The errors are concentrated in Center City and University City during weekdays and near the Philadelphia Art Museum during weekend.
week_predictions %>%
mutate(interval60 = map(data, pull, interval60),
start_station = map(data, pull, start_station),
start_lat = map(data, pull, start_lat),
start_lon = map(data, pull, start_lon),
dotw = map(data, pull, dotw) ) %>%
select(interval60, start_station, start_lon,
start_lat, Observed, Prediction, Regression,
dotw) %>%
unnest() %>%
filter(Regression == "DTime_Space_FE_timeLags")%>%
mutate(weekend = ifelse(dotw %in% c("Sun", "Sat"), "Weekend", "Weekday"),
time_of_day = case_when(hour(interval60) < 7 | hour(interval60) > 18 ~ "Overnight",
hour(interval60) >= 7 & hour(interval60) < 10 ~ "AM Rush",
hour(interval60) >= 10 & hour(interval60) < 15 ~ "Mid-Day",
hour(interval60) >= 15 & hour(interval60) <= 18 ~ "PM Rush")) %>%
group_by(start_station, weekend, time_of_day, start_lon, start_lat) %>%
summarize(MAE = mean(abs(Observed-Prediction), na.rm = TRUE))%>%
ggplot(.)+
geom_sf(data = phlCensus, fill = "#e9e9e9", col = "grey")+
geom_point(aes(x = start_lon, y = start_lat, color = MAE), size = 1, alpha=0.8)+
scale_color_gradientn(colors = rev(palette5),
name = "MAE") +
ylim(min(dat_census$start_lat), max(dat_census$start_lat))+
xlim(min(dat_census$start_lon), max(dat_census$start_lon))+
facet_grid(weekend~time_of_day)+
labs(title="Mean Absolute Errors, Test Set")+
theme_minimal() +
theme(axis.text.x=element_blank(),
axis.text.y=element_blank(),
axis.ticks =element_blank(),
axis.title.x = element_blank(),
axis.title.y = element_blank()
)
Let’s focus on the morning commute, where station locations probably relate to likely users, who seem to be commuting downtown to the loop.

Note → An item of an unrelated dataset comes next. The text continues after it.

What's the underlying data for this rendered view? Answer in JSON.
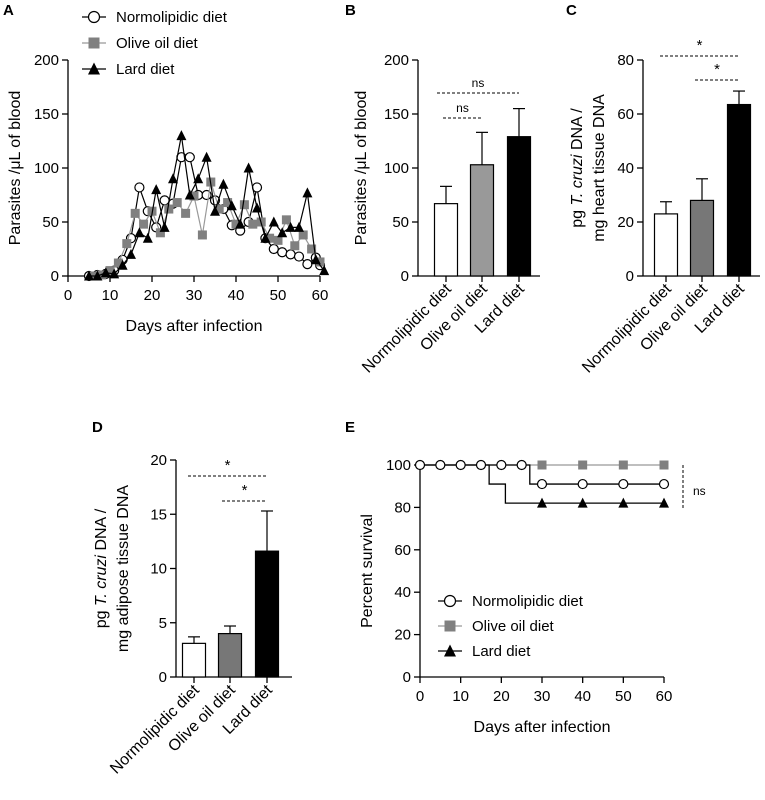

There are a select few stations that are proving very resistant to our model - they have high income, low transit usage, longer commute time, and are more likely to be white people.
week_predictions %>%
mutate(interval60 = map(data, pull, interval60),
start_station = map(data, pull, start_station),
start_lat = map(data, pull, start_lat),
start_lon = map(data, pull, start_lon),
dotw = map(data, pull, dotw),
Percent_Taking_Public_Trans = map(data, pull, Percent_Taking_Public_Trans),
Med_Inc = map(data, pull, Med_Inc),
Percent_White = map(data, pull, Percent_White),
Mean_Commute_Time = map(data, pull, Mean_Commute_Time)) %>%
select(interval60, start_station, start_lon,
start_lat, Observed, Prediction, Regression,
dotw, Percent_Taking_Public_Trans, Med_Inc, Percent_White, Mean_Commute_Time) %>%
unnest() %>%
filter(Regression == "ETime_Space_FE_timeLags_holidayLags")%>%
mutate(weekend = ifelse(dotw %in% c("Sun", "Sat"), "Weekend", "Weekday"),
time_of_day = case_when(hour(interval60) < 7 | hour(interval60) > 19 ~ "Overnight",
hour(interval60) >= 7 & hour(interval60) < 9 ~ "AM Rush",
hour(interval60) >= 9 & hour(interval60) < 16 ~ "Mid-Day",
hour(interval60) >= 16 & hour(interval60) <= 19 ~ "PM Rush")) %>%
filter(time_of_day == "AM Rush") %>%
group_by(start_station, Percent_Taking_Public_Trans, Med_Inc, Percent_White, Mean_Commute_Time) %>%
summarize(MAE = mean(abs(Observed-Prediction), na.rm = TRUE))%>%
gather(-start_station, -MAE, key = "variable", value = "value")%>%
ggplot(.)+
geom_point(aes(x = value, y = MAE), alpha = 0.4, color = "#33576e")+
geom_smooth(aes(x = value, y = MAE), method = "lm", se= FALSE, color = "#f4a24c", size = 0.8)+
facet_wrap(~variable, scales = "free", ncol = 4)+
labs(title="Errors as a function of socio-economic variables",
y="Mean Absolute Error (Trips)")+
theme_minimal()
Interpreting our predictions
Based on our time-series plots, we can see that we are able to track the time components of demand, but we miss the peaks, and under predict in general. Based on subsequent maps of our errors, the peaks seem to have some spatial or demographic pattern to them.
In summary, the model is helpful in predicting the overall demand of all stations but does not work very well with predicting high demand at certain stations, which makes it not very helpful to serve as a guide to rebalance bikes. Extra independent variables are needed to generate a more accurate model.